Oct 3, 2011, 12:51 AM EST
The Phillies opened the NLDS with a dramatic come-from-behind victory on Saturday night, mashing their way out of a 3-0 first inning hole. On Sunday, they returned the favor to the Cardinals, losing a 5-4 game they’d led 3-0 after one.
A game billed as an aces’ duel ended with 19 total hits, only a pair of which came off of the teams’ combined relievers. Cliff Lee opened the game in dominant fashion, and his offense responded by pouncing all over Chris Carpenter in the bottom of the first. Carp looked stressed in his four innings, clearly frustrated by not getting calls he thought he should’ve. He was pinch-hit for in the fourth to try to keep a Cards rally going, and it seemed a great thing that Tony LaRussa would be going to his bullpen so early.

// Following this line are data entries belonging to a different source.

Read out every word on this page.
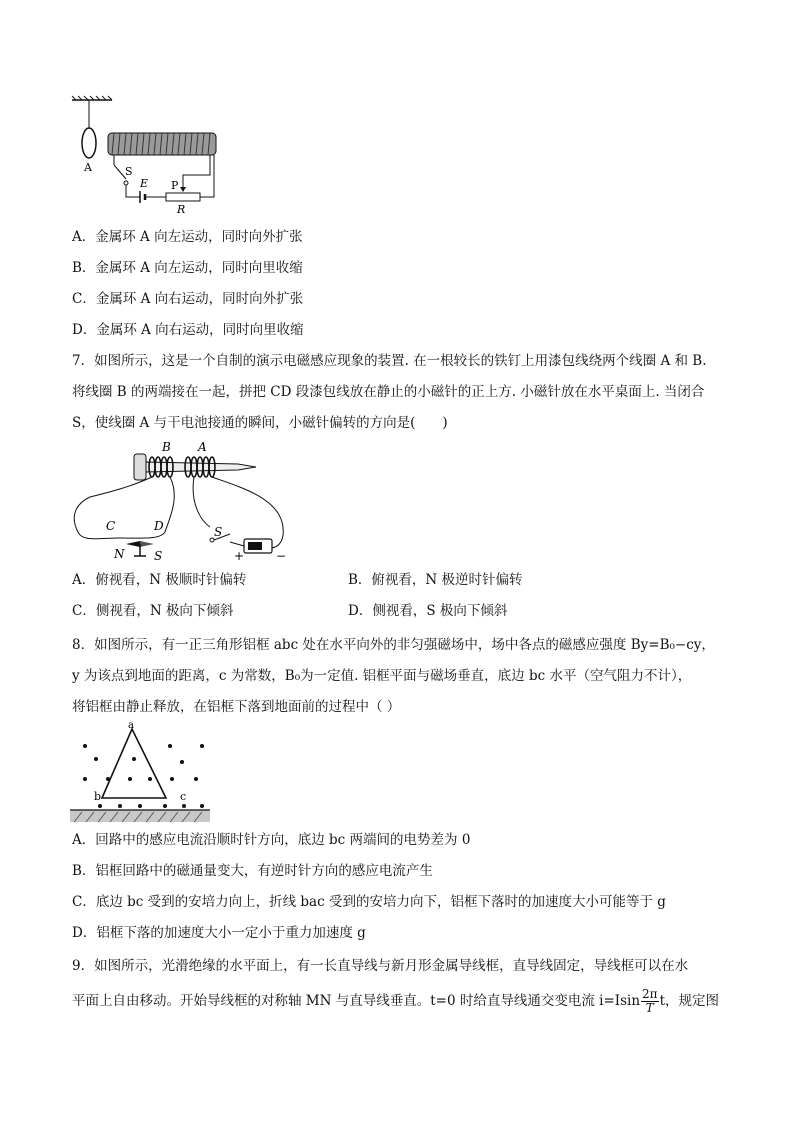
A	S
E P
R
A．金属环 A 向左运动，同时向外扩张
B．金属环 A 向左运动，同时向里收缩
C．金属环 A 向右运动，同时向外扩张
D．金属环 A 向右运动，同时向里收缩
7．如图所示，这是一个自制的演示电磁感应现象的装置. 在一根较长的铁钉上用漆包线绕两个线圈 A 和 B.
将线圈 B 的两端接在一起，拼把 CD 段漆包线放在静止的小磁针的正上方. 小磁针放在水平桌面上. 当闭合
S，使线圈 A 与干电池接通的瞬间，小磁针偏转的方向是(　　)
B A
C	D
N S
S
+	−
A．俯视看，N 极顺时针偏转	B．俯视看，N 极逆时针偏转
C．侧视看，N 极向下倾斜	D．侧视看，S 极向下倾斜
8．如图所示，有一正三角形铝框 abc 处在水平向外的非匀强磁场中，场中各点的磁感应强度 By=B₀−cy，
y 为该点到地面的距离，c 为常数，B₀为一定值. 铝框平面与磁场垂直，底边 bc 水平（空气阻力不计），
将铝框由静止释放，在铝框下落到地面前的过程中（ ）
a
b	c
A．回路中的感应电流沿顺时针方向，底边 bc 两端间的电势差为 0
B．铝框回路中的磁通量变大，有逆时针方向的感应电流产生
C．底边 bc 受到的安培力向上，折线 bac 受到的安培力向下，铝框下落时的加速度大小可能等于 g
D．铝框下落的加速度大小一定小于重力加速度 g
9．如图所示，光滑绝缘的水平面上，有一长直导线与新月形金属导线框，直导线固定，导线框可以在水
平面上自由移动。开始导线框的对称轴 MN 与直导线垂直。t=0 时给直导线通交变电流 $i=Isin \frac{2\pi}{T}$ t，规定图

Unfortunately, the Cardinals’ bullpen completely shut down the Phillies’ offense, allowing no runs on only one hit through six innings. Their lineup’s three-run fourth erased Lee’s shutout, and while the Phils floundered against a handful of St. Louis relievers, the Cards found a way to eek out the tying run in the sixth and the go-ahead in the seventh. That spelled the end of Lee’s night, and his offense was unable to pick him up.
On the evening after the Eagles choked away a very winnable game, watching the Phils lose a lead was that much more painful. Everything seemed to be going right early on, with Ryan Howard singling in JRoll and Chase Utley, and Raul Ibanez bringing in Hunter Pence all within the game’s first frame. Pence added a fourth run when he singled in JRoll in the second, and the Phils looked to be on their way.
Lee threw nine strikeouts, but he saw some Cards hits fall in behind him, and the Phillies couldn’t touch the six relievers LaRussa sent out.
BECAUSE AMERICA WANTS TO HEAR LARUSSA WHINE
In a televised segment from the Cardinals’ bullpen, LaRussa complained about the strike zone Carpenter was getting as compared to that of Lee. Carp had nowhere near the command that Lee did early on and clearly didn’t have his best stuff. After the game, Lee was asked about the strike zone as well, but he answered with a “Whatever,” and proceeded to take his share of the responsibility for the loss without an ounce of blame for anyone else.
LaRussa’s players were chirping too, and Jerry Meals continued to have an inconsistent strike zone. However, neither team won or lost because of the calls from behind the plate.
The Phils’ veteran bats got off to a great start, but fizzled quickly and left the door open for the Cards to even the series before it heads back to St. Louis.
JRoll had three hits and a pair of runs scored. Howard picked up where left off last night, notching a pair of RBI on his first hit. Now he heads home to St. Louis, where he’s usually pretty fantastic at the plate. The bullpen was solid, working three scoreless innings. Ibanez connected with Carlos Ruiz to gun down Jon Jay at the plate in the fourth, despite Jay slamming hard into Chooch.
Albert Pujols has been noticeably hobbled through the series’ first two games, and CSN’s Leslie Gudel reported after the game that he opted to take a cart ride out of the locker room, as opposed to walking with the team. Pujols had a pair of hits and an RBI on the night.
BEST OF THE BANK
The sellout crowd of 46,575 was announced to be the largest ever crowd at Citizens Bank Park. Gotta feel particularly bad for the fans who caught both of today’s Philly sports losses.
Cole Hamels faces Jaime Garcia at 5:07 PM on Tuesday night in St. Louis.